Partial sentence: Actuaries
Partial sentence: Actuaries fly
Partial sentence: Actuaries fly to
Partial sentence: Actuaries fly to CAS
Partial sentence: Actuaries fly to CAS conferences
Partial sentence: Actuaries fly to CAS conferences to
Partial sentence: Actuaries fly to CAS conferences to learn
Partial sentence: Actuaries fly to CAS conferences to learn about
Partial sentence: Actuaries fly to CAS conferences to learn about new


In [3]:
# Notice how adding 'CAS' drastically shifts the embedding. You can experiment with adding unexpected words and seeing how the embedding changes.

graph


## 4.1 Full Document Context

In [4]:
doc_path = "./docs/portland-site-assessment-phase-1.pdf"
pdf = openparse.Pdf(doc_path)
parser = openparse.DocumentParser()
parsed_doc = parser.parse(doc_path)

full_doc_str = ""
for node in parsed_doc.nodes:
    full_doc_str += f"<br>{node.text}"

# you can see the output by writing the text to a file, try opening it
with open("full_doc.md", "w") as f:
    f.write(full_doc_str)

In [5]:
question = "Is there lead contamination into the groundwater?"

prompt = prompt_template.format(question=question, context=full_doc_str)

completion = get_completion(prompt)

print("Original Question: ", question)
completion

Completion used 18792 tokens costing $0.08
Original Question:  Is there lead contamination into the groundwater?

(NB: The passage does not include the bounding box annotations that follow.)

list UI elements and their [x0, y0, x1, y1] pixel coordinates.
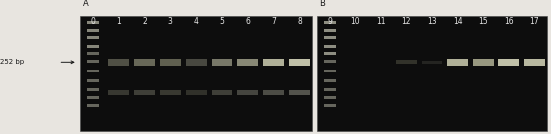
Bar	[289, 90, 310, 95]
Bar	[160, 90, 181, 95]
Bar	[323, 88, 336, 91]
Text: 16: 16	[504, 17, 514, 26]
Bar	[323, 79, 336, 82]
Bar	[87, 45, 99, 48]
Bar	[323, 96, 336, 99]
Bar	[263, 59, 284, 66]
Text: 0: 0	[90, 17, 95, 26]
Bar	[87, 52, 99, 55]
Bar	[87, 21, 99, 24]
Bar	[87, 79, 99, 82]
Bar	[80, 16, 312, 131]
Bar	[186, 90, 207, 95]
Text: 9: 9	[327, 17, 332, 26]
Text: 5: 5	[219, 17, 224, 26]
Bar	[524, 59, 545, 66]
Bar	[473, 59, 494, 66]
Text: 3: 3	[168, 17, 173, 26]
Bar	[396, 60, 417, 64]
Bar	[87, 96, 99, 99]
Bar	[87, 29, 99, 32]
Text: 252 bp: 252 bp	[0, 59, 24, 65]
Bar	[237, 90, 258, 95]
Bar	[289, 59, 310, 66]
Bar	[186, 59, 207, 66]
Text: 15: 15	[478, 17, 488, 26]
Text: 14: 14	[453, 17, 462, 26]
Bar	[323, 60, 336, 63]
Bar	[87, 88, 99, 91]
Bar	[323, 21, 336, 24]
Bar	[212, 59, 233, 66]
Bar	[323, 52, 336, 55]
Text: 17: 17	[530, 17, 539, 26]
Bar	[160, 59, 181, 66]
Bar	[134, 90, 155, 95]
Bar	[498, 59, 519, 66]
Text: 7: 7	[271, 17, 276, 26]
Text: A: A	[83, 0, 88, 8]
Bar	[263, 90, 284, 95]
Text: 2: 2	[142, 17, 147, 26]
Bar	[237, 59, 258, 66]
Bar	[422, 61, 442, 64]
Text: 4: 4	[194, 17, 198, 26]
Text: B: B	[320, 0, 326, 8]
Bar	[323, 70, 336, 72]
Bar	[323, 45, 336, 48]
Bar	[108, 90, 129, 95]
Bar	[87, 104, 99, 107]
Text: 12: 12	[402, 17, 411, 26]
Bar	[108, 59, 129, 66]
Text: 6: 6	[245, 17, 250, 26]
Text: 10: 10	[350, 17, 360, 26]
Bar	[87, 36, 99, 39]
Text: 1: 1	[116, 17, 121, 26]
Bar	[447, 59, 468, 66]
Bar	[323, 104, 336, 107]
Bar	[212, 90, 233, 95]
Bar	[87, 60, 99, 63]
Bar	[323, 36, 336, 39]
Text: 8: 8	[297, 17, 302, 26]
Text: 13: 13	[427, 17, 437, 26]
Bar	[323, 29, 336, 32]
Bar	[134, 59, 155, 66]
Bar	[317, 16, 547, 131]
Bar	[87, 70, 99, 72]
Text: 11: 11	[376, 17, 386, 26]
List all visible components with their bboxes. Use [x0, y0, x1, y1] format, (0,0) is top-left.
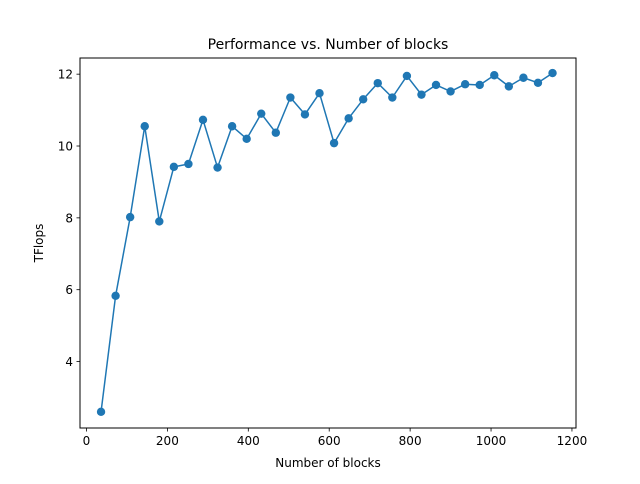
data-point [402, 71, 412, 81]
chart-title: Performance vs. Number of blocks [208, 37, 449, 53]
data-point [548, 68, 557, 78]
y-tick-label: 8 [65, 211, 73, 225]
x-tick-label: 200 [156, 434, 179, 448]
data-point [242, 134, 251, 144]
data-point [213, 163, 222, 172]
data-point [358, 95, 368, 104]
x-tick-label: 400 [237, 434, 260, 448]
data-point [96, 407, 106, 417]
data-point [475, 80, 484, 90]
data-point [329, 138, 339, 148]
data-point [140, 122, 149, 131]
data-point [446, 87, 455, 96]
data-point [344, 114, 353, 123]
plot-area [96, 68, 557, 417]
data-point [519, 73, 528, 82]
data-point [431, 80, 441, 90]
x-tick-label: 800 [399, 434, 422, 448]
axes-frame [79, 57, 577, 429]
data-point [257, 109, 266, 118]
data-point [227, 122, 237, 131]
y-tick-label: 10 [58, 140, 73, 154]
x-tick-label: 1000 [476, 434, 507, 448]
x-tick-label: 0 [83, 434, 91, 448]
data-point [388, 93, 397, 102]
data-point [315, 89, 324, 98]
data-point [300, 110, 310, 119]
data-point [184, 159, 193, 169]
y-tick-label: 4 [65, 355, 73, 369]
data-point [533, 78, 543, 87]
x-tick-label: 1200 [557, 434, 588, 448]
data-point [417, 90, 426, 99]
x-tick-label: 600 [318, 434, 341, 448]
data-point [490, 71, 499, 80]
y-tick-label: 12 [58, 68, 73, 82]
x-axis-label: Number of blocks [275, 456, 381, 470]
data-point [155, 217, 164, 226]
data-point [271, 128, 281, 137]
data-point [125, 212, 135, 222]
y-axis-label: TFlops [32, 224, 46, 264]
data-point [504, 82, 514, 91]
data-point [460, 80, 470, 89]
data-point [373, 78, 382, 88]
data-point [169, 162, 179, 172]
data-point [111, 291, 120, 301]
data-point [198, 115, 208, 124]
y-tick-label: 6 [65, 283, 73, 297]
data-point [286, 93, 295, 102]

Yes, the document indicates that there is lead contamination in the groundwater. It states that groundwater concentrations in excess of the DEQ residential, urban residential, and occupational risk-based concentrations (RBCs) for lead, among other contaminants, have been observed on portions of the property at 400 South 1st Street, St. Helens, Oregon. Specifically, lead was detected in three of four locations assessed in the Lathe Area, though it was not detected above RBCs in samples from the Riverside area.